The real gripe about the big move has been the job. I won't dwell on it much tonight, but let me say that I think I was told things about this job that it clearly isn't. Still, I'm happier that my current boss is much more receptive to my wanting to do more, and be more than my previous one who only talked to me at my review. 2007 is definitely about setting myself up for, and getting a better position.
One of the biggest changes was the sleeping arrangements - and I'm not just saying this because we had both slept on the same side of the bed when we were single (on the left). I made the move over to the right. However, there's a study that said that couples get less sleep than singles do, and I believe it. The study says couples lose up to 49 minutes of sleep a night. I haven't seen exactly why this is, but I have some ideas.
for one, you're somewhat conscious of your partner while you're in bed. Not just in the way that when they move you might wake up, but there just seems to be a little instinctual thing that makes you a little bit aware of their presence. I know that when I move around I kind of "feel" where Chris is, so I won't kick him.
Strangely, I'm usually the one who stays in my zone. It's probably from the many years I have spent in a twin bed, even as an adult. My tossing and turning can be kept in a relatively small space. I think that this technique was improved over many band road trips where I'd have to sleep with someone in a hotel bedroom, and try not to touch them because I was scared that the other person would think that I was "that way".
Chris will slide his legs over to my side of the bed sometimes. I don't know why, but he likes to sleep diagonally. Since we both have CPAPs and are usually connected to tubes all night, we don't get to do a lot of spooning. Spooning's nice, but it usually wipes both of us out for the next day.
Of course there's one other element that has changed our sleeping arrangements over the last month or so. Joey the Dog has been joining us at night because my soft heart doesn't like sending her out to sleep on the porch on a cold night. She's a big 50 lbs lump who likes to sleep on top of the comforter in the space right between Chris and I. Somehow she steals the comforter off of me on many a night.

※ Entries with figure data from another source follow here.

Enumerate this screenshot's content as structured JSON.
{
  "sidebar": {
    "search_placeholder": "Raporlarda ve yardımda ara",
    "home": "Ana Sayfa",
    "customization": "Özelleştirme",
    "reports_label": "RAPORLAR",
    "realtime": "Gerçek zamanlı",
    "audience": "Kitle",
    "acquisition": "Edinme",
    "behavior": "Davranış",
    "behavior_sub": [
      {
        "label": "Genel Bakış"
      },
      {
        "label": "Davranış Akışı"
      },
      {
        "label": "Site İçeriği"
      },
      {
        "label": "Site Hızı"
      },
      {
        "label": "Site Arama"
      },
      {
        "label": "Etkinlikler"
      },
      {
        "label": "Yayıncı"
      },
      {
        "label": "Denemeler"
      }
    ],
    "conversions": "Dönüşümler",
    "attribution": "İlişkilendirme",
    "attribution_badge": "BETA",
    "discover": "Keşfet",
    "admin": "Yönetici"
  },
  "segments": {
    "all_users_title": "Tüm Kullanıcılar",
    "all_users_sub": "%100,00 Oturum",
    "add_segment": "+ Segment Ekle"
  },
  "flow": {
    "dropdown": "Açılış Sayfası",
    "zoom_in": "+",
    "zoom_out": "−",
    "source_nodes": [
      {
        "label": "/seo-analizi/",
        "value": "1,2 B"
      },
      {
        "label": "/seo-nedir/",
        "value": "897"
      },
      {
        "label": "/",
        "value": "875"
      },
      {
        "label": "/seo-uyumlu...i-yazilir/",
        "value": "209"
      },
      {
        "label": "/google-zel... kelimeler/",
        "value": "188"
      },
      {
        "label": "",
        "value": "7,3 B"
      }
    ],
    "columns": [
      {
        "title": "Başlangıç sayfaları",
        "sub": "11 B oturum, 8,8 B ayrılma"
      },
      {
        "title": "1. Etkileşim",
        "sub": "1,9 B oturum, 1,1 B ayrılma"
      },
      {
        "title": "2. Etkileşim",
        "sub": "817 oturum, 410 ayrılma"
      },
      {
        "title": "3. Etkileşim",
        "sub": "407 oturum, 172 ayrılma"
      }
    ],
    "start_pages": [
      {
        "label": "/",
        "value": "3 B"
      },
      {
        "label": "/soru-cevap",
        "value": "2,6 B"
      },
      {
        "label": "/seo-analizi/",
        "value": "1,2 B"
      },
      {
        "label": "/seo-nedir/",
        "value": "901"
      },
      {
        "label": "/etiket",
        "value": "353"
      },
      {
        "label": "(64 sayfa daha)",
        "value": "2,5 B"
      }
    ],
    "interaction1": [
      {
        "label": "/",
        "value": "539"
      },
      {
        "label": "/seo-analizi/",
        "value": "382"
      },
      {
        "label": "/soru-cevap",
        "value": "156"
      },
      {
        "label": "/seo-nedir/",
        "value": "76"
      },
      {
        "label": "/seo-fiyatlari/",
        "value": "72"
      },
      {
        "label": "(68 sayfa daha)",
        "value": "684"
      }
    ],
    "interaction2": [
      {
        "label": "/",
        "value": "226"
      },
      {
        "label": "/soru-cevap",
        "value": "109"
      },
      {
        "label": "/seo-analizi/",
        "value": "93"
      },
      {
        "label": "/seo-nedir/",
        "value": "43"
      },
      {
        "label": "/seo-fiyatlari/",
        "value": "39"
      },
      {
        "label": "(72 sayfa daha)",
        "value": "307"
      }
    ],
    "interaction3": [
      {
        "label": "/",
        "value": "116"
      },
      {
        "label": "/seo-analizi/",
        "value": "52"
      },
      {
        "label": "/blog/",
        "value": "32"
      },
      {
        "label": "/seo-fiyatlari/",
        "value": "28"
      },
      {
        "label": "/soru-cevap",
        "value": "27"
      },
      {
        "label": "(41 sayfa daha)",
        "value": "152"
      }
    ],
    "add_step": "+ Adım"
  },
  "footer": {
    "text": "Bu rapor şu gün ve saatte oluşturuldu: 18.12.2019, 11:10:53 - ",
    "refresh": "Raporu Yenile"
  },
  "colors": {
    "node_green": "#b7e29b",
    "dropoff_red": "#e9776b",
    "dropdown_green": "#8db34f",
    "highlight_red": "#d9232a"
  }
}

She's gained the privilege to sleep with us as she can stay still for most of the night. I remember when she was a puppy and I'd be over we tried to let her sleep with us, but she'd run around and bark and yes, she once peed on the bed while we were in it. Now that she's grown up (she just turned three), she's usually well-behaved. As it gets warmer again, I think we'll put her outside at night, so I hope she doesn't get to used to it.
For a few years I did sleep in my small twin bed with my family's wiener dog, Fritz. He was a pretty big dachshund, so there wasn't a lot of room for the two of us, but he liked to burrow under the covers. Joey certainly does not want to be under the covers. She likes to sleep where she can have a good view of everything.
There's a nice feeling, though, of once you put your CPAP mask on, that there's someone there who loves you. Just as you drift off there's a light touch from your partner, or maybe you hold hands for a little bit. It's nice, and reassuring.
Of course, it's a big bed, which is great. We go to hotels and suddenly we're in this small bed and there's no elbow room! Talk about having a tough time getting to sleep! I guess we're both guys who need our space. Still, our bed's up pretty high, so there are times where i worry that I may one day fall out of bed - though it's been years since I've done that.
Yeah, my life changed quite a bit over the last year, but it's been a good thing, something that's helped me grow up, and be more responsible in thinking about two instead of just one. Decisions I make, and the moods I express effect him, and his effect me. It's a different world.
I love being here with Chris. Really, it isn't about Dallas. I haven't found all that much to brag about, city wise. It's all about the relationship and learning about Chris and learning about myself. It's about the everyday lives of two people, and the difference in everyday living as opposed to dating, or just seeing each other on special occasions. Luckily the transition has been a good one.
Though I'd say I'm most grateful I didn't have to buy an HD-TV of my own!